All of the theory is hidden inside, outside it looks like just `fold`/`reduce`. If you don’t know what it does, it still gives expected results.

Furthmore, it can be benefecial even if you don’t copmletely understand it. For example, advice could be given to “use this one to add up large lists of `float`” and it would benefit them.

The zero parameter is weird. Should it be nil instead?

I am unsure. My assumption was that introducing `nil` in the intermediate computation adds a lot of boxing/unboxing.

I am not attached to the name and happy to hear recommendations.

Can we make the 32/64 parameter less arbitary?

Of course `2^64` is the max of a 64 bit integer. Arrays of more than `2^64` elements are probably already disallowed. That’s assuming every element is a byte, so `2^32` seems like a reasonable upper bound assumption for the size of a sequence.

It could be a parameter, although this seems like a messy detail to expose.

## References

I learned about this techinque from Alex Stepanov, the author of C++ STL. It is described in the book “Elements of Programming” chapter 11.2.

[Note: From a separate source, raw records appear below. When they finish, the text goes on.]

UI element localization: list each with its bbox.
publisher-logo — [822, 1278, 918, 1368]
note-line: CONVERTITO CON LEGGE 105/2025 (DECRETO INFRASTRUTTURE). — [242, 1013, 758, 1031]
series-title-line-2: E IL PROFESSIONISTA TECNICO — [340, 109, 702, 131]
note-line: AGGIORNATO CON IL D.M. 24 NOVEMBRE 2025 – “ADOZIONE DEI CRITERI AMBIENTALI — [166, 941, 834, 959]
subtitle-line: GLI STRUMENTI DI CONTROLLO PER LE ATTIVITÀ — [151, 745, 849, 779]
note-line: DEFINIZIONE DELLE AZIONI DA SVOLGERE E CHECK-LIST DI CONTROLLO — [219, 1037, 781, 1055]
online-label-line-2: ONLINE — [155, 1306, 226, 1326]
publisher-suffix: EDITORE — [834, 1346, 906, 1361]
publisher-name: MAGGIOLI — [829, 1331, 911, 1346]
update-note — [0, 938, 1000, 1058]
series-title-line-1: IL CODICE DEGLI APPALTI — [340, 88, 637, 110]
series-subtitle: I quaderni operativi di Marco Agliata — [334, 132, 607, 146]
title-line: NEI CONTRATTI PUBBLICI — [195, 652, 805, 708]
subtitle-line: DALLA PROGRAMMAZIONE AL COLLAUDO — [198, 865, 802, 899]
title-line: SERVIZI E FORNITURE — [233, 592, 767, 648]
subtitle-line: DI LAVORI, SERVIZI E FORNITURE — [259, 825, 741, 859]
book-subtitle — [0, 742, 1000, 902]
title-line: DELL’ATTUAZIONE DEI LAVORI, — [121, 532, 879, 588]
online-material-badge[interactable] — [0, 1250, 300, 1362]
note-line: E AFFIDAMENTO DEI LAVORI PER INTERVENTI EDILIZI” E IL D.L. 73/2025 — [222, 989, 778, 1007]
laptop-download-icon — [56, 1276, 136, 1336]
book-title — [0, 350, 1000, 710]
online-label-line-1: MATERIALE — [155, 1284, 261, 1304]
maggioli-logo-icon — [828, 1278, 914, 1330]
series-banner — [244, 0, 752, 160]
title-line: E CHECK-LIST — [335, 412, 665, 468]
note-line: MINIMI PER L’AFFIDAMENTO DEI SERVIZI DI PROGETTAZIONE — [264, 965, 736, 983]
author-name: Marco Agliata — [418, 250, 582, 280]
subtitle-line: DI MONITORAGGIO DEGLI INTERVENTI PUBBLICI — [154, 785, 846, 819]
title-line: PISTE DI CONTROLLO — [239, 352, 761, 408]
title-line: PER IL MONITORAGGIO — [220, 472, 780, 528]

There is a related concept in C++. std::accumlate does a normal left fold, std::reduce is allowed to associate its arguments in any order it prefers. It additionally requires the operation is commutative, which I do not think is necessary for this. It appears `std::reduce` is primarily to facilitate parallel computation, but it demonstrates two similar operations whose results only differ on their association order.